Of course, Owen and Sasha had stretched their bestie status when they’d screwed around with each other, but that was a whine best saved for later. For now, she contemplated the Daddy letter while she chugged not booze but more Pepsi. Emmy had learned the hard way over the years that it was best to keep a clear head when dealing with stuff she couldn’t wrap her mind around.

“It’s like looking at multiple hornets’ nests,” Calen remarked. Sighing, he eyed the stacks and bundles as if they were indeed insects ready to swarm.

And he wasn’t far off in that opinion.

Even if she disregarded the child’s letter and the one she’d tucked away in her purse, Emmy could see plenty of possible bombshells. Like the one addressed to Dillon Mercer from his sister’s college roommate, Elise, who’d visited Christmas Creek several times. The handwriting on the letter looked awfully flowery, and according to the postmark, it would have been sent while Dillon was still married.

Then, there was the one from Gladys Herman to Clive Dunbar, both of whom were well into their seventies. Neither of them had ever married, nor had they appeared to show any interest in each other. Probably because Gladys was a straightlaced business owner from one of the town’s premier families, and Clive, well, wasn’t any of those things. He was an occasionally employed artist whose claim to fame was that he’d been at Woodstock. A surprise to absolutely no one because he still dressed as if he were living in that decade.

Not a perfect match on paper.

But there it was, the letter/Christmas card from five years ago, and Gladys had let the “s” in her name curl into a little heart. Such a small thing, but it would fire up gossip and speculation if it got out. Which made Emmy wonder why Elise and Gladys had taken such risks.

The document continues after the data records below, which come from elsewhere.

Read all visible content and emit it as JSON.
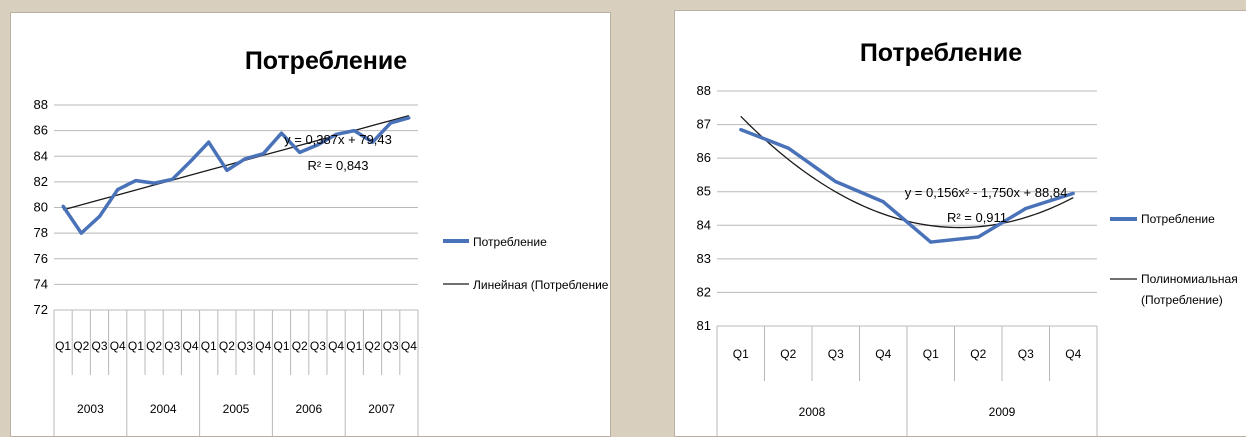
{
  "colors": {
    "series": "#4a72b8",
    "trend": "#1a1a1a",
    "grid": "#b8b8b8",
    "background": "#d9cfbf"
  },
  "chart_data": [
    {
      "type": "line",
      "title": "Потребление",
      "ylim": [
        72,
        88
      ],
      "yticks": [
        "72",
        "74",
        "76",
        "78",
        "80",
        "82",
        "84",
        "86",
        "88"
      ],
      "quarters": [
        "Q1",
        "Q2",
        "Q3",
        "Q4",
        "Q1",
        "Q2",
        "Q3",
        "Q4",
        "Q1",
        "Q2",
        "Q3",
        "Q4",
        "Q1",
        "Q2",
        "Q3",
        "Q4",
        "Q1",
        "Q2",
        "Q3",
        "Q4"
      ],
      "years": [
        "2003",
        "2004",
        "2005",
        "2006",
        "2007"
      ],
      "series": [
        {
          "name": "Потребление",
          "values": [
            80.1,
            78.0,
            79.3,
            81.4,
            82.1,
            81.9,
            82.2,
            83.6,
            85.1,
            82.9,
            83.8,
            84.2,
            85.8,
            84.3,
            84.9,
            85.7,
            86.0,
            85.1,
            86.6,
            87.0
          ]
        }
      ],
      "trendline": {
        "name": "Линейная (Потребление",
        "type": "linear",
        "slope": 0.387,
        "intercept": 79.43
      },
      "equation": "y = 0,387x + 79,43",
      "r2": "R² = 0,843",
      "legend_position": "right",
      "grid": true
    },
    {
      "type": "line",
      "title": "Потребление",
      "ylim": [
        81,
        88
      ],
      "yticks": [
        "81",
        "82",
        "83",
        "84",
        "85",
        "86",
        "87",
        "88"
      ],
      "quarters": [
        "Q1",
        "Q2",
        "Q3",
        "Q4",
        "Q1",
        "Q2",
        "Q3",
        "Q4"
      ],
      "years": [
        "2008",
        "2009"
      ],
      "series": [
        {
          "name": "Потребление",
          "values": [
            86.85,
            86.3,
            85.3,
            84.7,
            83.5,
            83.65,
            84.5,
            84.95
          ]
        }
      ],
      "trendline": {
        "name_line1": "Полиномиальная",
        "name_line2": "(Потребление)",
        "type": "poly2",
        "a": 0.156,
        "b": -1.75,
        "c": 88.84
      },
      "equation": "y = 0,156x² - 1,750x + 88,84",
      "r2": "R² = 0,911",
      "legend_position": "right",
      "grid": true
    }
  ]
}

Of course, she’d risked bunches herself when she’d written to Calen.

Emmy blamed her risky behavior on youth and the fact that the holidays made you think all things were possible. Movies likeIt’s a Wonderful LifeandA Christmas Carolegged you on. Once January reality set in though, most of those holiday possibilities just seemed like pipe dreams.

Or in her case, a Texas-sized mistake.

Calen took a deep breath and reached for the daddy letter just as his phone dinged. Because Emmy was sitting right next to him with her back against the sofa, she saw the name on the screen. Deputy Mick Webster.

Mick would be manning the sheriff’s office, so maybe something else had gone wrong. Or maybe the deputy just wanted an update since Calen had told him about the mail bag before he’d left the office.

“Tell me bad news didn’t come in fours,” Calen snarled when he took the call. Even though he didn’t put Mick on speaker, Emmy heard the deputy speak.

“Yeah, it did. Or rather fives,” he said, causing Calen to groan. “But I guess you could say the fourth one is just a continuation of bad news number three about all those letters and such your dad didn’t deliver. How many more did you find?”

“Too many.” Calen was still snarling. Now, he put the call on speaker and began to put the small packages in a separate pile. “What’s wrong?”

“Word’s out about the mail,” Mick said, and this time it was Emmy who groaned. Well, that hadn’t taken long, less than two hours since she’d shown up at Calen’s office.

“How the hell did that happen?” Calen demanded.

Mick readily supplied the name of the dispatcher. “Junie. She has better hearing than she lets on. Anyway, she claims she only told one person, but it’s all over town. Folks have been dropping by and calling. I’m surprised you haven’t gotten any calls about it yet.”